Die Eibe ist ein ureuropäischer Schamanenbaum, der für unsere nordischen Vorfahren eine ihrer heiligsten Zauberpflanzen war. Einige Wissenschaftler vermuten sogar, dass der sagenumwobene Weltenbaum Yggdrasil keine Esche, sondern eine Eibe gewesen ist. Unbedingt zu beachten ist jedoch, dass mit Ausnahme vom roten Samenmantel alle Pflanzenteile hochgiftig sind. Dies durch die im Pflanzenmaterial vorkommenden Taxine begründet, die an heißen Sommertagen verdunsten und über die Atmosphäre eingeatmet werden können. Wer im Hochsommer also eine kleine Weile im Schatten einer Eibe verweilt, wird möglicherweise schon erste Anzeichen einer Wirkung feststellen können, möglicherweise mit schummrigen Gefühlen, einer leichten veränderten Wahrnehmung, Kopfschmerzen und erhöhten Schweißabsonderungen einhergehend.

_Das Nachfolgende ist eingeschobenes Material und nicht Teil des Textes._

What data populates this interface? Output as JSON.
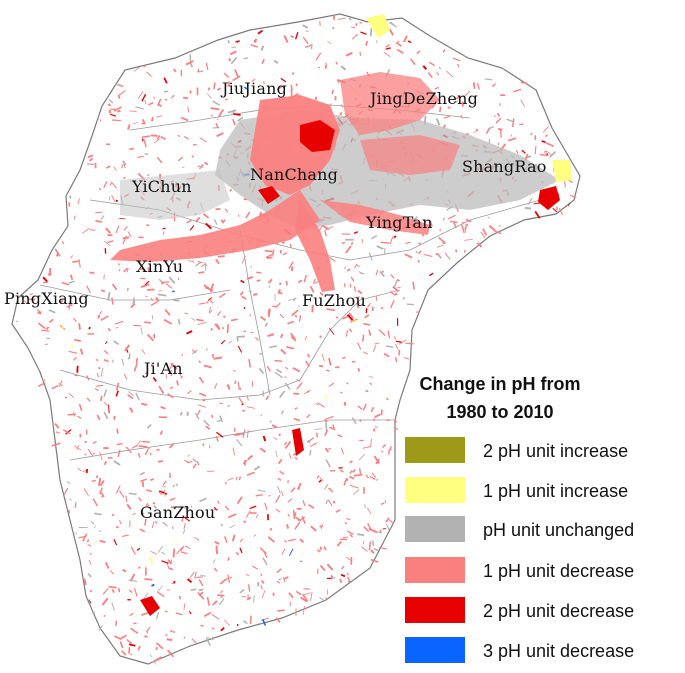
{
  "map": {
    "cities": [
      {
        "id": "jiujiang",
        "name": "JiuJiang"
      },
      {
        "id": "jingdezheng",
        "name": "JingDeZheng"
      },
      {
        "id": "shangrao",
        "name": "ShangRao"
      },
      {
        "id": "nanchang",
        "name": "NanChang"
      },
      {
        "id": "yichun",
        "name": "YiChun"
      },
      {
        "id": "yingtan",
        "name": "YingTan"
      },
      {
        "id": "xinyu",
        "name": "XinYu"
      },
      {
        "id": "pingxiang",
        "name": "PingXiang"
      },
      {
        "id": "fuzhou",
        "name": "FuZhou"
      },
      {
        "id": "jian",
        "name": "Ji'An"
      },
      {
        "id": "ganzhou",
        "name": "GanZhou"
      }
    ]
  },
  "legend": {
    "title_line1": "Change in pH from",
    "title_line2": "1980 to 2010",
    "items": [
      {
        "label": "2 pH unit increase",
        "color": "#9e9a19"
      },
      {
        "label": "1 pH unit increase",
        "color": "#ffff80"
      },
      {
        "label": "pH unit unchanged",
        "color": "#b2b2b2"
      },
      {
        "label": "1 pH unit decrease",
        "color": "#fa8080"
      },
      {
        "label": "2 pH unit decrease",
        "color": "#e60000"
      },
      {
        "label": "3 pH unit decrease",
        "color": "#0a64ff"
      }
    ]
  }
}
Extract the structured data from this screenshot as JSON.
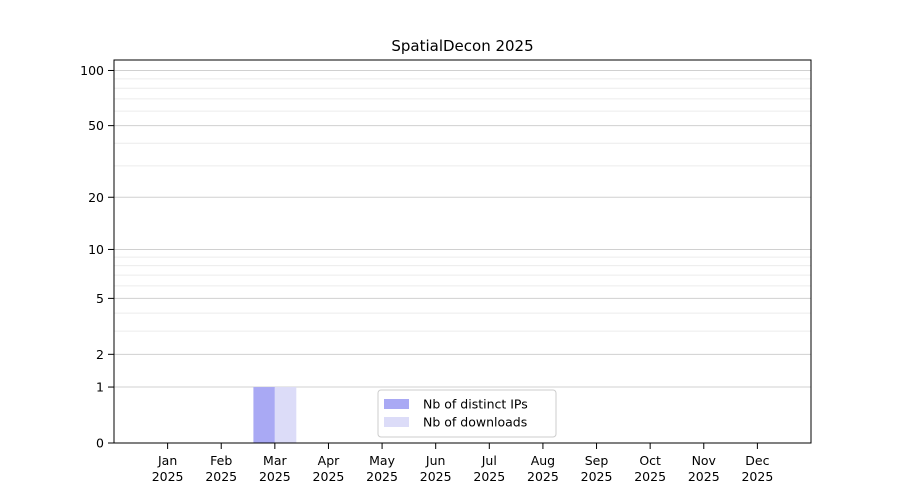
{
  "figure": {
    "background": "#ffffff"
  },
  "chart_data": {
    "type": "bar",
    "title": "SpatialDecon 2025",
    "xlabel": "",
    "ylabel": "",
    "categories": [
      "Jan 2025",
      "Feb 2025",
      "Mar 2025",
      "Apr 2025",
      "May 2025",
      "Jun 2025",
      "Jul 2025",
      "Aug 2025",
      "Sep 2025",
      "Oct 2025",
      "Nov 2025",
      "Dec 2025"
    ],
    "series": [
      {
        "name": "Nb of distinct IPs",
        "color": "#a9a9f4",
        "values": [
          0,
          0,
          1,
          0,
          0,
          0,
          0,
          0,
          0,
          0,
          0,
          0
        ]
      },
      {
        "name": "Nb of downloads",
        "color": "#dcdcf8",
        "values": [
          0,
          0,
          1,
          0,
          0,
          0,
          0,
          0,
          0,
          0,
          0,
          0
        ]
      }
    ],
    "yscale": "log1p",
    "ylim": [
      0,
      114
    ],
    "yticks": [
      0,
      1,
      2,
      5,
      10,
      20,
      50,
      100
    ],
    "minor_yticks": [
      3,
      4,
      6,
      7,
      8,
      9,
      30,
      40,
      60,
      70,
      80,
      90
    ],
    "grid": "horizontal",
    "major_grid_color": "#d0d0d0",
    "minor_grid_color": "#ececec",
    "axis_color": "#000000",
    "text_color": "#000000",
    "legend": {
      "position": "lower center",
      "border_color": "#cccccc",
      "background": "#ffffff",
      "entries": [
        "Nb of distinct IPs",
        "Nb of downloads"
      ]
    }
  }
}
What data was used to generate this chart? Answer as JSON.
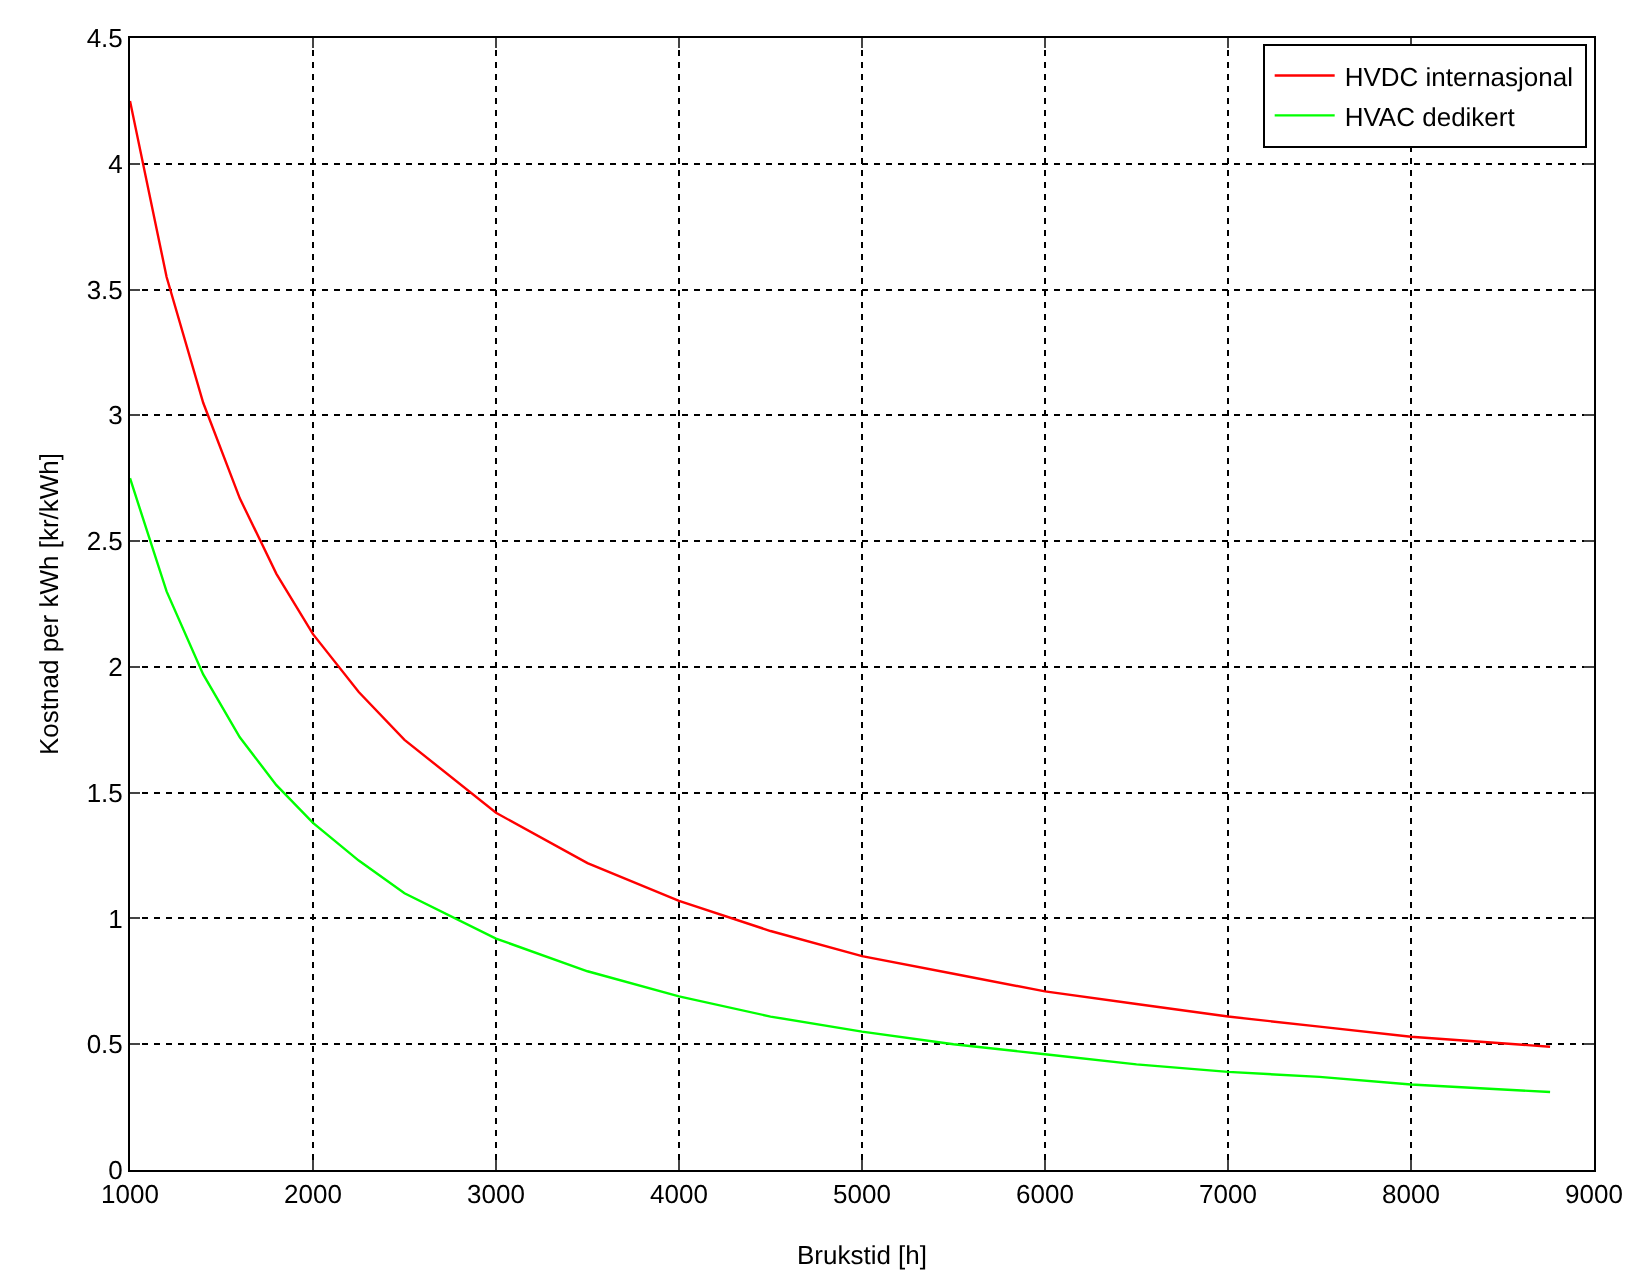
{
  "chart_data": {
    "type": "line",
    "xlabel": "Brukstid [h]",
    "ylabel": "Kostnad per kWh [kr/kWh]",
    "x": [
      1000,
      1200,
      1400,
      1600,
      1800,
      2000,
      2250,
      2500,
      3000,
      3500,
      4000,
      4500,
      5000,
      5500,
      6000,
      6500,
      7000,
      7500,
      8000,
      8760
    ],
    "series": [
      {
        "name": "HVDC internasjonal",
        "color": "#ff0000",
        "values": [
          4.25,
          3.55,
          3.05,
          2.67,
          2.37,
          2.13,
          1.9,
          1.71,
          1.42,
          1.22,
          1.07,
          0.95,
          0.85,
          0.78,
          0.71,
          0.66,
          0.61,
          0.57,
          0.53,
          0.49
        ]
      },
      {
        "name": "HVAC dedikert",
        "color": "#00ff00",
        "values": [
          2.75,
          2.3,
          1.97,
          1.72,
          1.53,
          1.38,
          1.23,
          1.1,
          0.92,
          0.79,
          0.69,
          0.61,
          0.55,
          0.5,
          0.46,
          0.42,
          0.39,
          0.37,
          0.34,
          0.31
        ]
      }
    ],
    "xlim": [
      1000,
      9000
    ],
    "xticks": [
      1000,
      2000,
      3000,
      4000,
      5000,
      6000,
      7000,
      8000,
      9000
    ],
    "ylim": [
      0,
      4.5
    ],
    "yticks": [
      0,
      0.5,
      1,
      1.5,
      2,
      2.5,
      3,
      3.5,
      4,
      4.5
    ],
    "grid": true,
    "legend": "top right",
    "marker": "none",
    "line_style": "solid"
  }
}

Es heißt, dass die keltischen Druiden ihre Rituale angeblich genau aus diesem Grund unter der Eibe abhielten, nämlich um mittels der flüchtigen Pflanzenwirkstoffe das Bewusstsein zu verändern. Doch Vorsicht: Wer auf die lebensmüde Idee kommt, Eibennadeln zu rauchen oder sie innerlich zu applizieren, aus welchen Gründen auch immer, der muss mit schwerwiegenden Vergiftungserscheinungen rechnen. Von einer Selbstmedikation muss daher unbedingt abgeraten werden. In der traditionellen Volksmedizin waren Eibennadeln in erster Line als wirkstarkes Mittel gegen böswillige und krankmachende Zaubereien sowie als Antidot (Gegenmittel) bei Tollwut und Schlangenbissen von Relevanz, ferner wurden sie bei Blasenleiden, Diphterie, Epilepsie, Mandelentzündung und Menstruationsstörungen empfohlen, was heute aufgrund der besagten Giftigkeit jedoch nicht mehr geschieht. In der Schulmedizin wird die aus Eiben-Wirkstoffen gewonnene Verbindung Paclitaxel als Krebsmittel eingesetzt. Als Homöopathika eignen sich Taxus-baccata-Präparate hingegen bei Gicht, juckenden Hautausschlägen, Herzbeschwerden, Leberkrankungen, Magen-Darm-Leiden sowie bei Rheuma.